更新:「Internet Explorer」の脆弱性、悪用された攻撃も確認(2014/5/2)


更新:2014/5/2

IEに脆弱性

「Internet Explorer」の脆弱性について

Microsoft社の提供するInternet Explorerに、悪意のあるWEBページのコンテンツを開くことで攻撃者が仕掛けた命令が勝手に実行されてしまう脆弱性が発見されたという発表がIPAからありました。

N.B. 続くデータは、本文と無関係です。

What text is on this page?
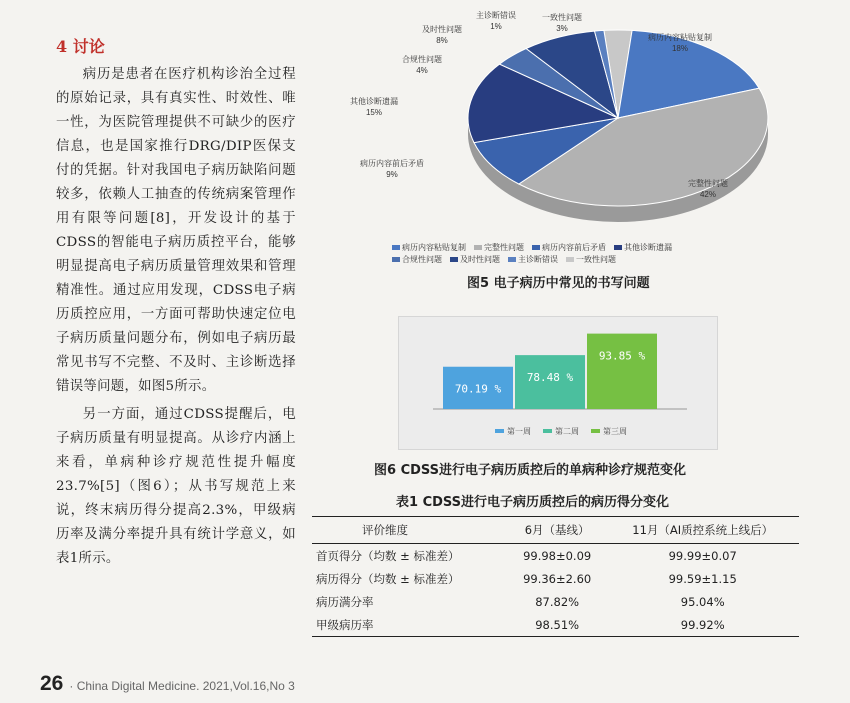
4 讨论

病历是患者在医疗机构诊治全过程的原始记录，具有真实性、时效性、唯一性，为医院管理提供不可缺少的医疗信息，也是国家推行DRG/DIP医保支付的凭据。针对我国电子病历缺陷问题较多，依赖人工抽查的传统病案管理作用有限等问题[8]，开发设计的基于CDSS的智能电子病历质控平台，能够明显提高电子病历质量管理效果和管理精准性。通过应用发现，CDSS电子病历质控应用，一方面可帮助快速定位电子病历质量问题分布，例如电子病历最常见书写不完整、不及时、主诊断选择错误等问题，如图5所示。

另一方面，通过CDSS提醒后，电子病历质量有明显提高。从诊疗内涵上来看，单病种诊疗规范性提升幅度23.7%[5]（图6）；从书写规范上来说，终末病历得分提高2.3%，甲级病历率及满分率提升具有统计学意义，如表1所示。

病历内容粘贴复制
18%
完整性问题
42%
病历内容前后矛盾
9%
其他诊断遗漏
15%
合规性问题
4%
及时性问题
8%
主诊断错误
1%
一致性问题
3%
病历内容粘贴复制	完整性问题	病历内容前后矛盾	其他诊断遗漏
合规性问题	及时性问题	主诊断错误	一致性问题
图5 电子病历中常见的书写问题
70.19 %
78.48 %
93.85 %
第一周	第二周	第三周
图6 CDSS进行电子病历质控后的单病种诊疗规范变化
表1 CDSS进行电子病历质控后的病历得分变化
评价维度	6月（基线）	11月（AI质控系统上线后）
首页得分（均数 ± 标准差）	99.98±0.09	99.99±0.07
病历得分（均数 ± 标准差）	99.36±2.60	99.59±1.15
病历满分率	87.82%	95.04%
甲级病历率	98.51%	99.92%
26 · China Digital Medicine. 2021,Vol.16,No 3
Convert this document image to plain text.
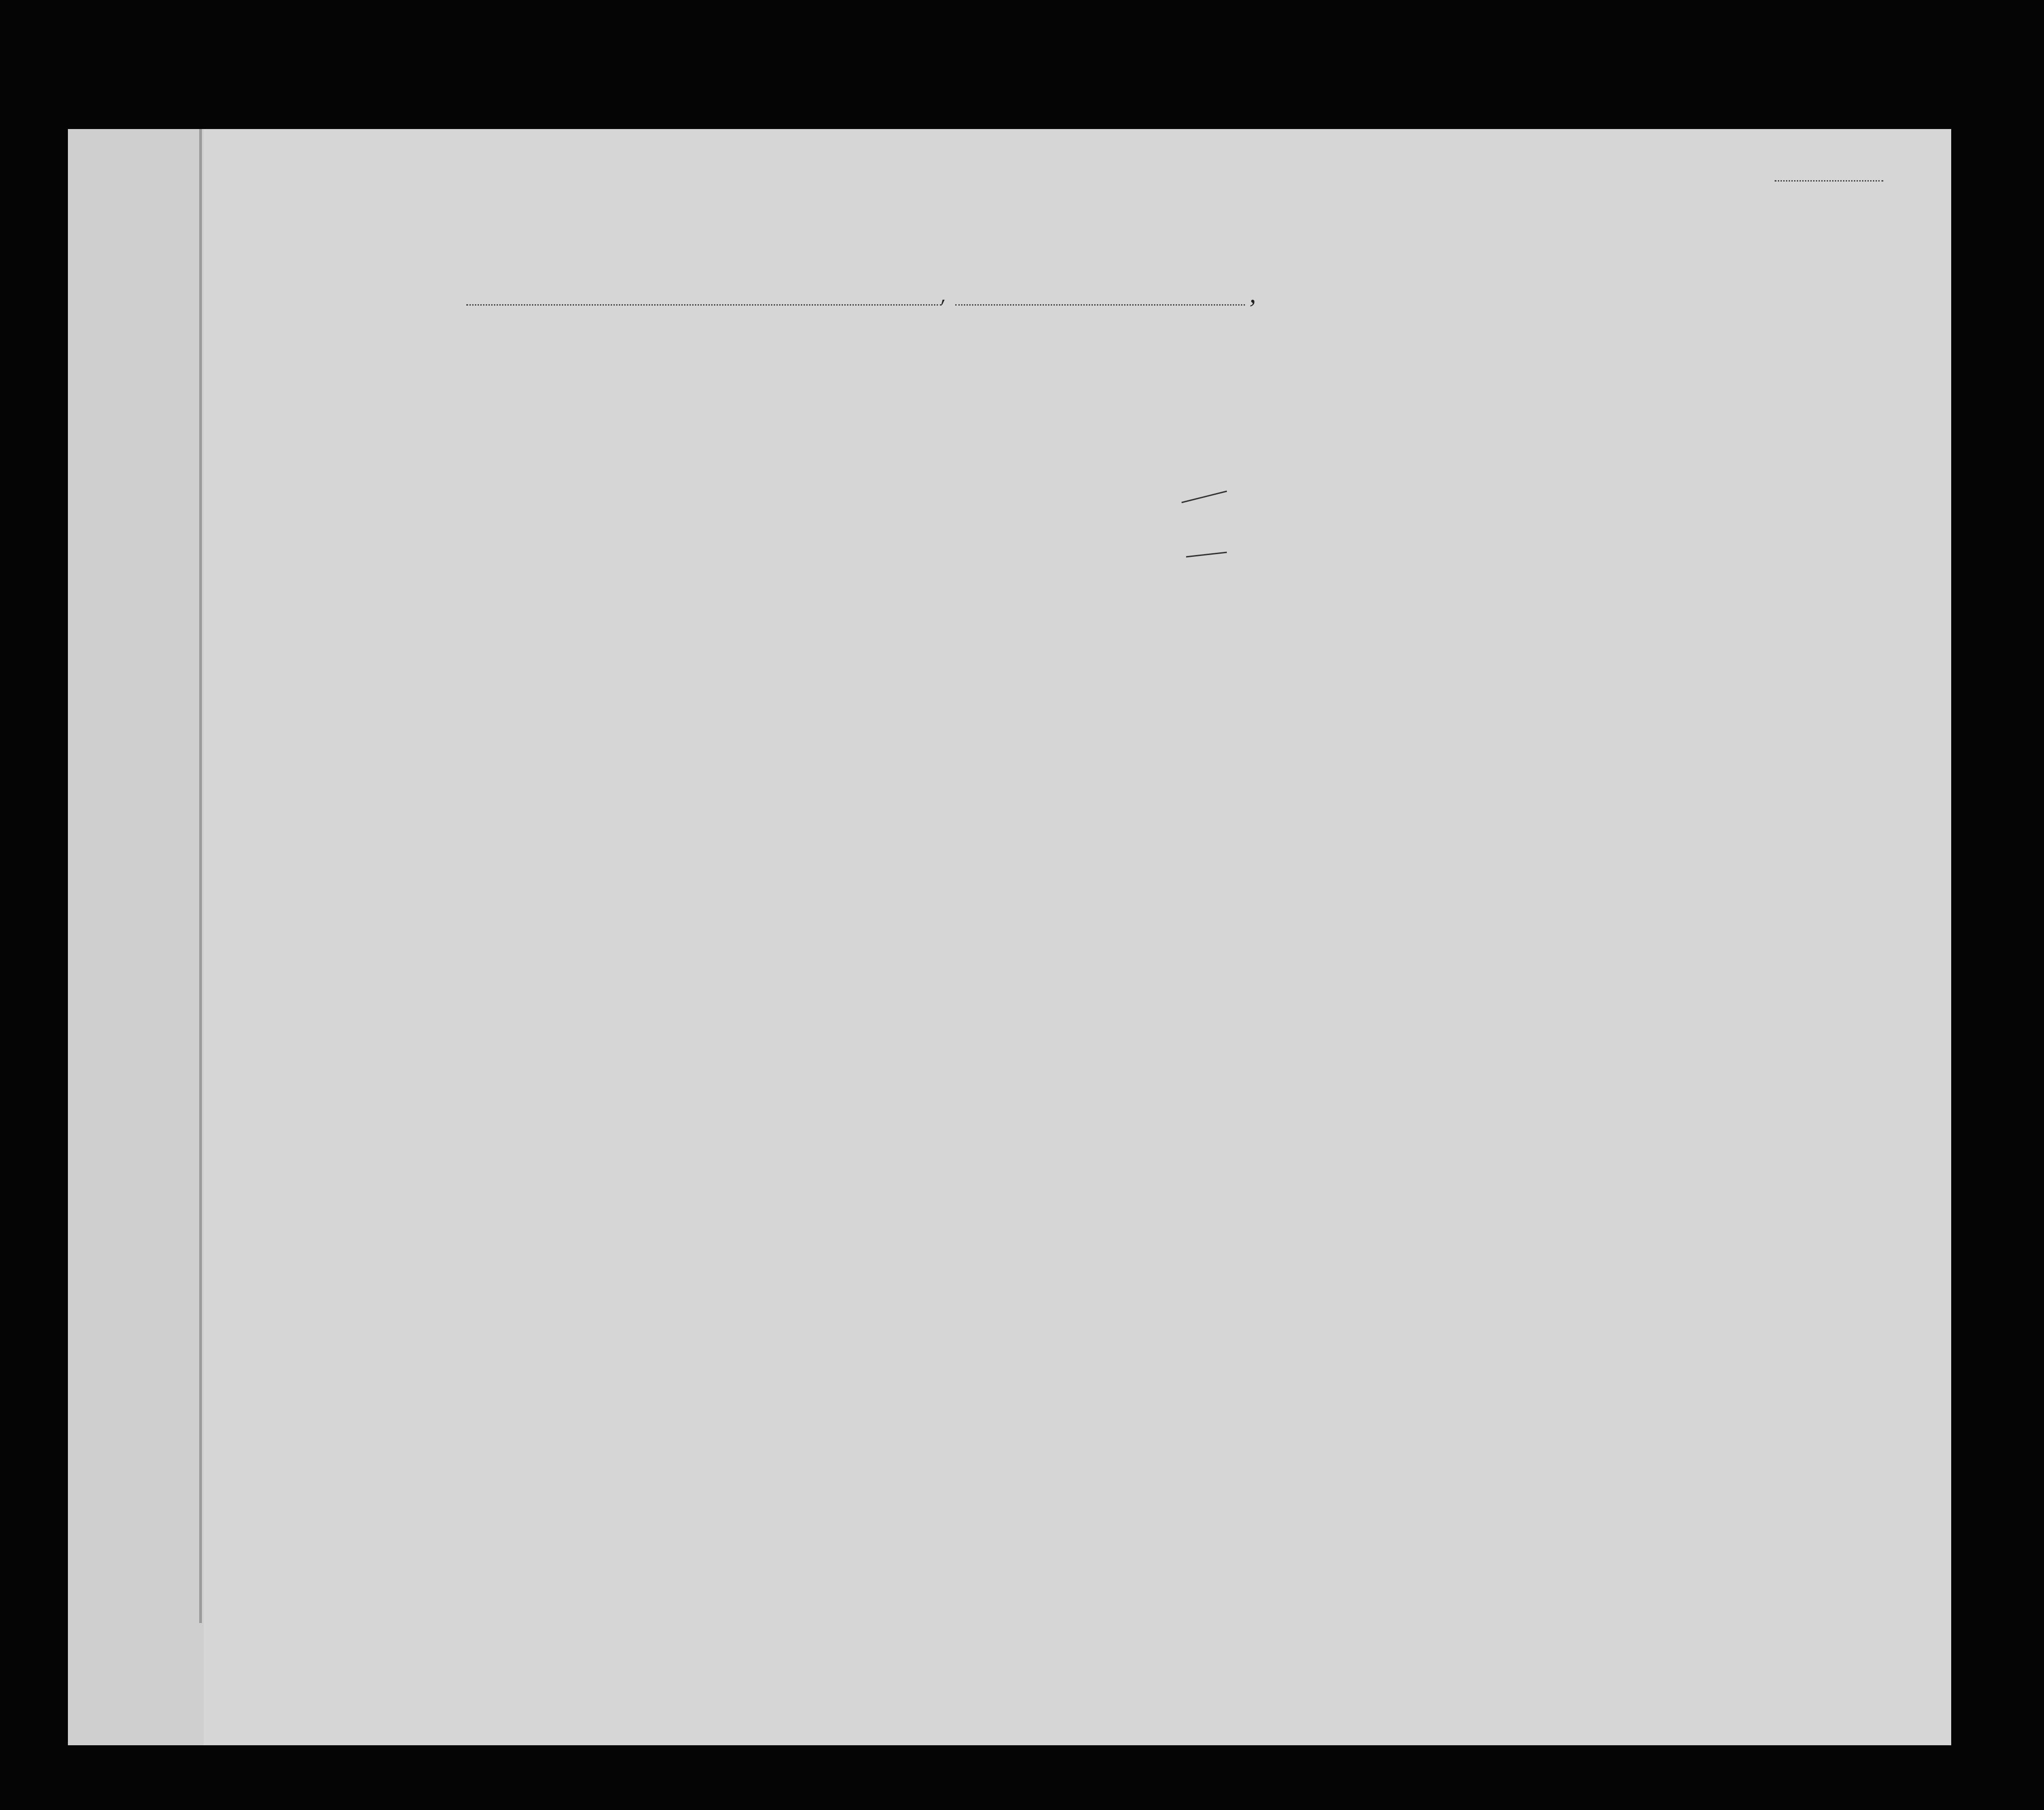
,	,
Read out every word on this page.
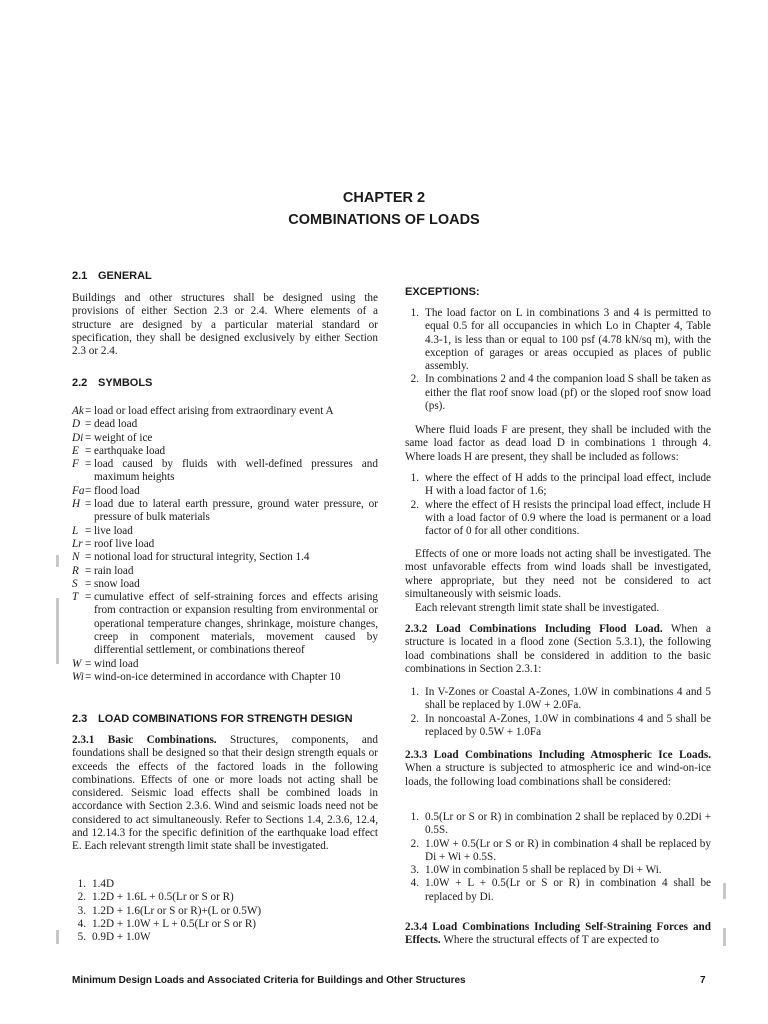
CHAPTER 2
COMBINATIONS OF LOADS
2.1 GENERAL
Buildings and other structures shall be designed using the provisions of either Section 2.3 or 2.4. Where elements of a structure are designed by a particular material standard or specification, they shall be designed exclusively by either Section 2.3 or 2.4.
2.2 SYMBOLS
Ak = load or load effect arising from extraordinary event A
D = dead load
Di = weight of ice
E = earthquake load
F = load caused by fluids with well-defined pressures and maximum heights
Fa = flood load
H = load due to lateral earth pressure, ground water pressure, or pressure of bulk materials
L = live load
Lr = roof live load
N = notional load for structural integrity, Section 1.4
R = rain load
S = snow load
T = cumulative effect of self-straining forces and effects arising from contraction or expansion resulting from environmental or operational temperature changes, shrinkage, moisture changes, creep in component materials, movement caused by differential settlement, or combinations thereof
W = wind load
Wi = wind-on-ice determined in accordance with Chapter 10
2.3 LOAD COMBINATIONS FOR STRENGTH DESIGN
2.3.1 Basic Combinations. Structures, components, and foundations shall be designed so that their design strength equals or exceeds the effects of the factored loads in the following combinations. Effects of one or more loads not acting shall be considered. Seismic load effects shall be combined loads in accordance with Section 2.3.6. Wind and seismic loads need not be considered to act simultaneously. Refer to Sections 1.4, 2.3.6, 12.4, and 12.14.3 for the specific definition of the earthquake load effect E. Each relevant strength limit state shall be investigated.
1. 1.4D
2. 1.2D + 1.6L + 0.5(Lr or S or R)
3. 1.2D + 1.6(Lr or S or R)+(L or 0.5W)
4. 1.2D + 1.0W + L + 0.5(Lr or S or R)
5. 0.9D + 1.0W
EXCEPTIONS:
1. The load factor on L in combinations 3 and 4 is permitted to equal 0.5 for all occupancies in which Lo in Chapter 4, Table 4.3-1, is less than or equal to 100 psf (4.78 kN/sq m), with the exception of garages or areas occupied as places of public assembly.
2. In combinations 2 and 4 the companion load S shall be taken as either the flat roof snow load (pf) or the sloped roof snow load (ps).
Where fluid loads F are present, they shall be included with the same load factor as dead load D in combinations 1 through 4. Where loads H are present, they shall be included as follows:
1. where the effect of H adds to the principal load effect, include H with a load factor of 1.6;
2. where the effect of H resists the principal load effect, include H with a load factor of 0.9 where the load is permanent or a load factor of 0 for all other conditions.
Effects of one or more loads not acting shall be investigated. The most unfavorable effects from wind loads shall be investigated, where appropriate, but they need not be considered to act simultaneously with seismic loads.
Each relevant strength limit state shall be investigated.
2.3.2 Load Combinations Including Flood Load. When a structure is located in a flood zone (Section 5.3.1), the following load combinations shall be considered in addition to the basic combinations in Section 2.3.1:
1. In V-Zones or Coastal A-Zones, 1.0W in combinations 4 and 5 shall be replaced by 1.0W + 2.0Fa.
2. In noncoastal A-Zones, 1.0W in combinations 4 and 5 shall be replaced by 0.5W + 1.0Fa
2.3.3 Load Combinations Including Atmospheric Ice Loads. When a structure is subjected to atmospheric ice and wind-on-ice loads, the following load combinations shall be considered:
1. 0.5(Lr or S or R) in combination 2 shall be replaced by 0.2Di + 0.5S.
2. 1.0W + 0.5(Lr or S or R) in combination 4 shall be replaced by Di + Wi + 0.5S.
3. 1.0W in combination 5 shall be replaced by Di + Wi.
4. 1.0W + L + 0.5(Lr or S or R) in combination 4 shall be replaced by Di.
2.3.4 Load Combinations Including Self-Straining Forces and Effects. Where the structural effects of T are expected to
Minimum Design Loads and Associated Criteria for Buildings and Other Structures	7
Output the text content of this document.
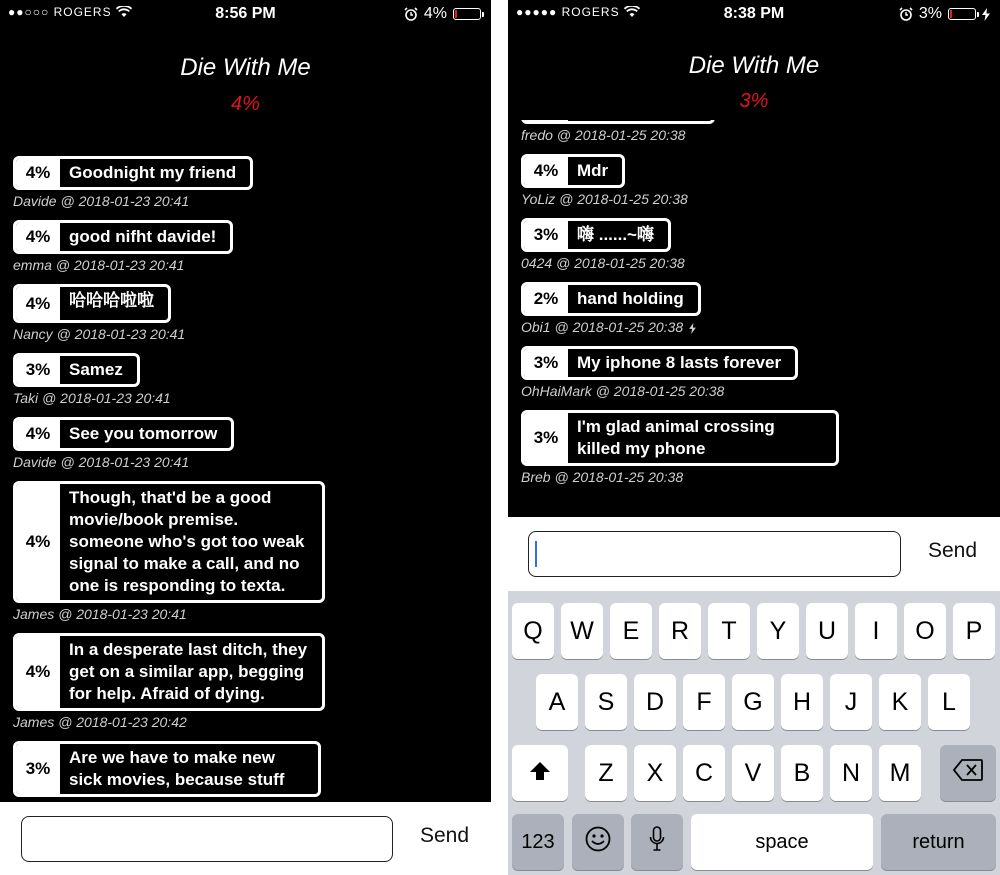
●●○○○ ROGERS	8:56 PM	4%
Die With Me
4%
4%	Goodnight my friend
Davide @ 2018-01-23 20:41
4%	good nifht davide!
emma @ 2018-01-23 20:41
4%	哈哈哈啦啦

Nancy @ 2018-01-23 20:41
3%	Samez
Taki @ 2018-01-23 20:41
4%	See you tomorrow
Davide @ 2018-01-23 20:41
4%
Though, that'd be a good movie/book premise. someone who's got too weak signal to make a call, and no one is responding to texta.
James @ 2018-01-23 20:41
4%
In a desperate last ditch, they get on a similar app, begging for help. Afraid of dying.
James @ 2018-01-23 20:42
3%
Are we have to make new sick movies, because stuff
Send
●●●●● ROGERS	8:38 PM	3%
Die With Me
3%
fredo @ 2018-01-25 20:38
4%	Mdr
YoLiz @ 2018-01-25 20:38
3%	嗨 ......~嗨
0424 @ 2018-01-25 20:38
2%	hand holding
Obi1 @ 2018-01-25 20:38
3%	My iphone 8 lasts forever
OhHaiMark @ 2018-01-25 20:38
3%
I'm glad animal crossing killed my phone
Breb @ 2018-01-25 20:38
Send
Q	W	E	R	T	Y	U	I	O	P
A	S	D	F	G	H	J	K	L
Z	X	C	V	B	N	M
123	space	return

既に、「Internet Explorer」のバージョン9,10、11を対象にした攻撃も確認されており、この脆弱性が悪用された場合、起動中のプログラムの異常終了や、攻撃者が用意したWebサイトへ誘導されるなどの可能性があります

なお、本脆弱性の対策となるMicrosoft社の修正プログラム(パッチ)は、既にサポートを終了しているWindows XPには提供の予定がありませんのでご注意ください。
(2014/5/2更新:Microsoft社は2日、この欠陥を修正するプログラ ムの配布を始めており、特例としてWindows XPのユーザーにも、IEの修正プログラムを配布を行っています。修正プログラムのインストール方法については、以下をご確認ください。)

対象バージョン
Internet Explorer 6、7、8、9、10、11対応方法
以下の対応方法が考えられます。

  1.  本脆弱性への修正プログラム(パッチ)の適用Microsoft社から提供されている、本脆弱性への修正プログラムを適用してください。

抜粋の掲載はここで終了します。